Four Tet has announced an all-day event set to take place at London’s Finsbury Park later this year.
- READ MORE: Four Tet’s new album ‘Sixteen Oceans’ – and dance music in general – offers solace in self-isolation
In partnership with London promoter Krankbrother, the DJ/producer (real name Kieran Hebden) will play a five-hour set at the open air event on Saturday, August 13, marking his only extended festival appearance of the summer.
According to DJ Mag, a second stage will also feature at the event, with guest performers still to be confirmed.
Attendees are promised the location of “a beautiful tree-lined carriageway within Finsbury Park”, with natural wines and craft beers available. A compulsory £1 donation from tickets will go to local environmental charities.
In keeping with the environmental approach, single-use plastics will be banned, site deliveries kept to a minimum, and tree planting projects will be undertaken by the team involved.
Tickets are on sale now – get them here.
The producer and DJ signed with Domino in 2001 for the release of his second album ‘Pause’ before going on to release ‘Rounds’ (2003), ‘Everything Ecstatic’ (2005) and ‘There Is Love In You’ (2010) on the label.

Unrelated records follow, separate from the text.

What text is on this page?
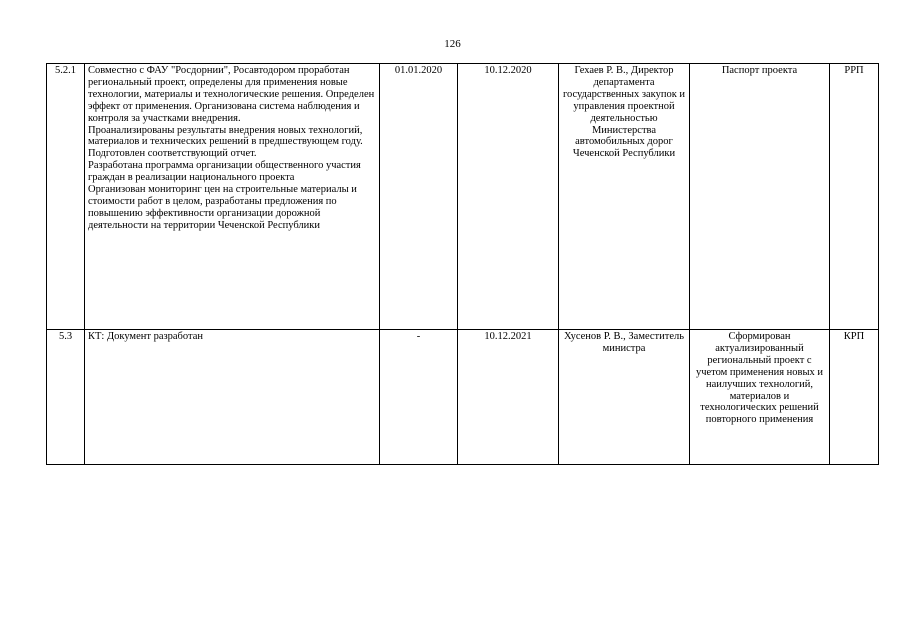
126
5.2.1	Совместно с ФАУ "Росдорнии", Росавтодором проработан региональный проект, определены для применения новые технологии, материалы и технологические решения. Определен эффект от применения. Организована система наблюдения и контроля за участками внедрения.
Проанализированы результаты внедрения новых технологий, материалов и технических решений в предшествующем году. Подготовлен соответствующий отчет.
Разработана программа организации общественного участия граждан в реализации национального проекта
Организован мониторинг цен на строительные материалы и стоимости работ в целом, разработаны предложения по повышению эффективности организации дорожной деятельности на территории Чеченской Республики	01.01.2020	10.12.2020	Гехаев Р. В., Директор департамента государственных закупок и управления проектной деятельностью Министерства автомобильных дорог Чеченской Республики	Паспорт проекта	РРП
5.3	КТ: Документ разработан	-	10.12.2021	Хусенов Р. В., Заместитель министра	Сформирован актуализированный региональный проект с учетом применения новых и наилучших технологий, материалов и технологических решений повторного применения	КРП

But last November Four Tet revealed that Domino had removed three of those albums (‘Pause’, ‘Rounds’ and ‘Everything Ecstatic’) in a bid to stop a legal case that he launched last August over historic downloads/streaming royalty rates.

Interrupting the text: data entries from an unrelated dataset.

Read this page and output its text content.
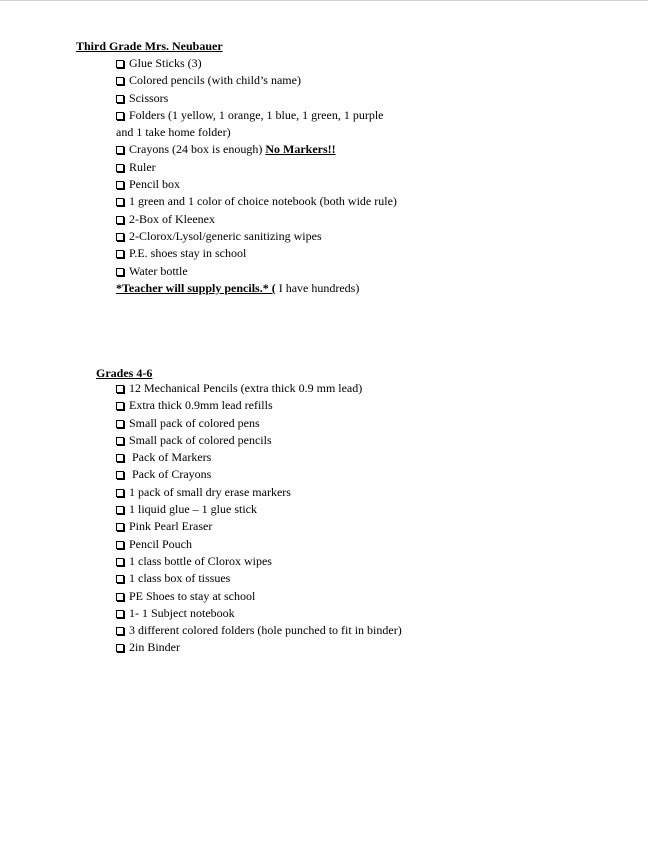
Third Grade Mrs. Neubauer
Glue Sticks (3)
Colored pencils (with child’s name)
Scissors
Folders (1 yellow, 1 orange, 1 blue, 1 green, 1 purple
and 1 take home folder)
Crayons (24 box is enough) No Markers!!
Ruler
Pencil box
1 green and 1 color of choice notebook (both wide rule)
2-Box of Kleenex
2-Clorox/Lysol/generic sanitizing wipes
P.E. shoes stay in school
Water bottle
*Teacher will supply pencils.* ( I have hundreds)
Grades 4-6
12 Mechanical Pencils (extra thick 0.9 mm lead)
Extra thick 0.9mm lead refills
Small pack of colored pens
Small pack of colored pencils
Pack of Markers
Pack of Crayons
1 pack of small dry erase markers
1 liquid glue – 1 glue stick
Pink Pearl Eraser
Pencil Pouch
1 class bottle of Clorox wipes
1 class box of tissues
PE Shoes to stay at school
1- 1 Subject notebook
3 different colored folders (hole punched to fit in binder)
2in Binder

In that ongoing lawsuit, Four Tet claims that the label is in breach of contract over its 18 per cent royalty rate, which Domino applied to record sales, and that a “reasonable” rate of 50 per cent should have been given to downloads/streams.
The contract between Four Tet and Domino, which was signed in February 2001 long before the proliferation of streaming platforms and the first iPod, stated that record sales are subject to a royalty rate of 18 per cent.

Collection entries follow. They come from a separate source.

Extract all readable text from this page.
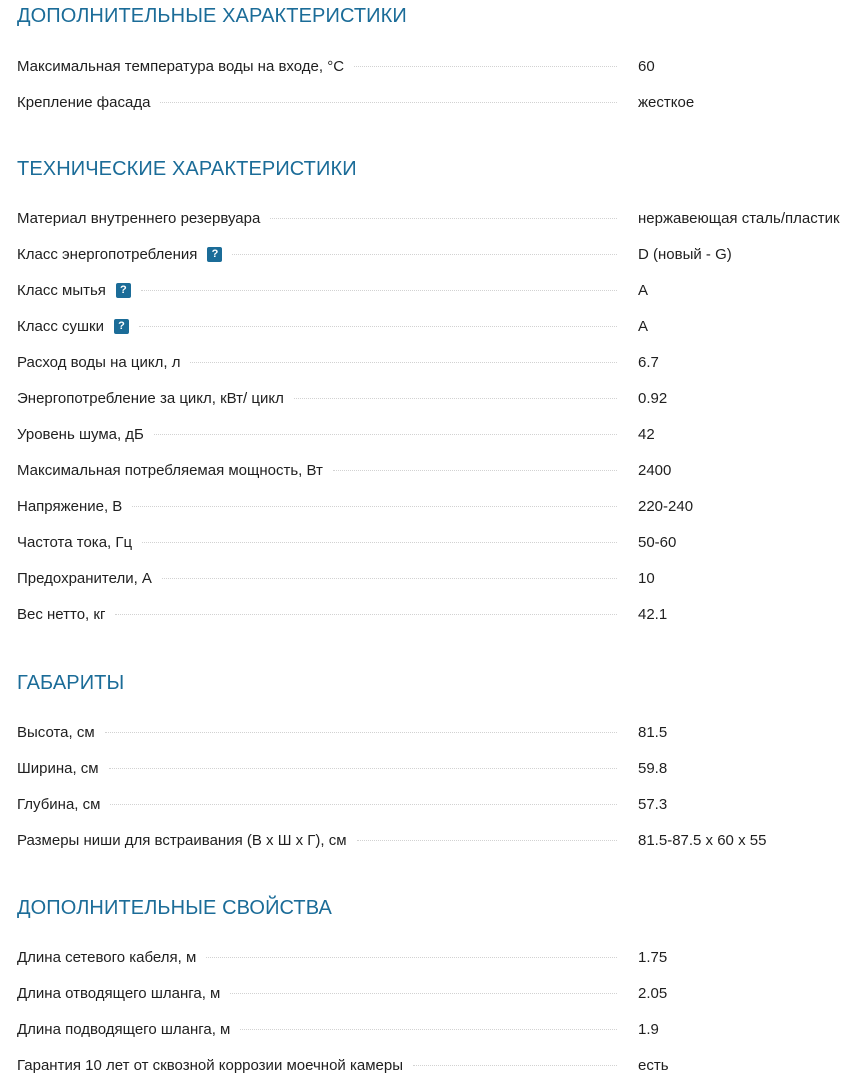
ДОПОЛНИТЕЛЬНЫЕ ХАРАКТЕРИСТИКИ
Максимальная температура воды на входе, °C	60
Крепление фасада	жесткое
ТЕХНИЧЕСКИЕ ХАРАКТЕРИСТИКИ
Материал внутреннего резервуара	нержавеющая сталь/пластик
Класс энергопотребления	?	D (новый - G)
Класс мытья	?	A
Класс сушки	?	A
Расход воды на цикл, л	6.7
Энергопотребление за цикл, кВт/ цикл	0.92
Уровень шума, дБ	42
Максимальная потребляемая мощность, Вт	2400
Напряжение, В	220-240
Частота тока, Гц	50-60
Предохранители, А	10
Вес нетто, кг	42.1
ГАБАРИТЫ
Высота, см	81.5
Ширина, см	59.8
Глубина, см	57.3
Размеры ниши для встраивания (В х Ш х Г), см	81.5-87.5 x 60 x 55
ДОПОЛНИТЕЛЬНЫЕ СВОЙСТВА
Длина сетевого кабеля, м	1.75
Длина отводящего шланга, м	2.05
Длина подводящего шланга, м	1.9
Гарантия 10 лет от сквозной коррозии моечной камеры	есть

Domino has argued that, because digital downloads (including streams) were considered a new technology format in the early ’00s, Hebden is only entitled to 75 per cent of 18 per cent of the dealer price (i.e. a 13.5 per cent royalty rate), although it had raised it to 18 per cent on a discretionary basis.
Now, it’s been confirmed that Four Tet’s ‘Pause’, ‘Rounds’ and ‘Everything Ecstatic’ and other music has been returned to streaming services after a judge ruled that Four Tet’s legal team should be allowed to pursue a case for breach of contract over the removal of albums from DSPs.
This move is in addition to the existing breach of contract claim over historic royalty rates, and will now be folded into the same lawsuit.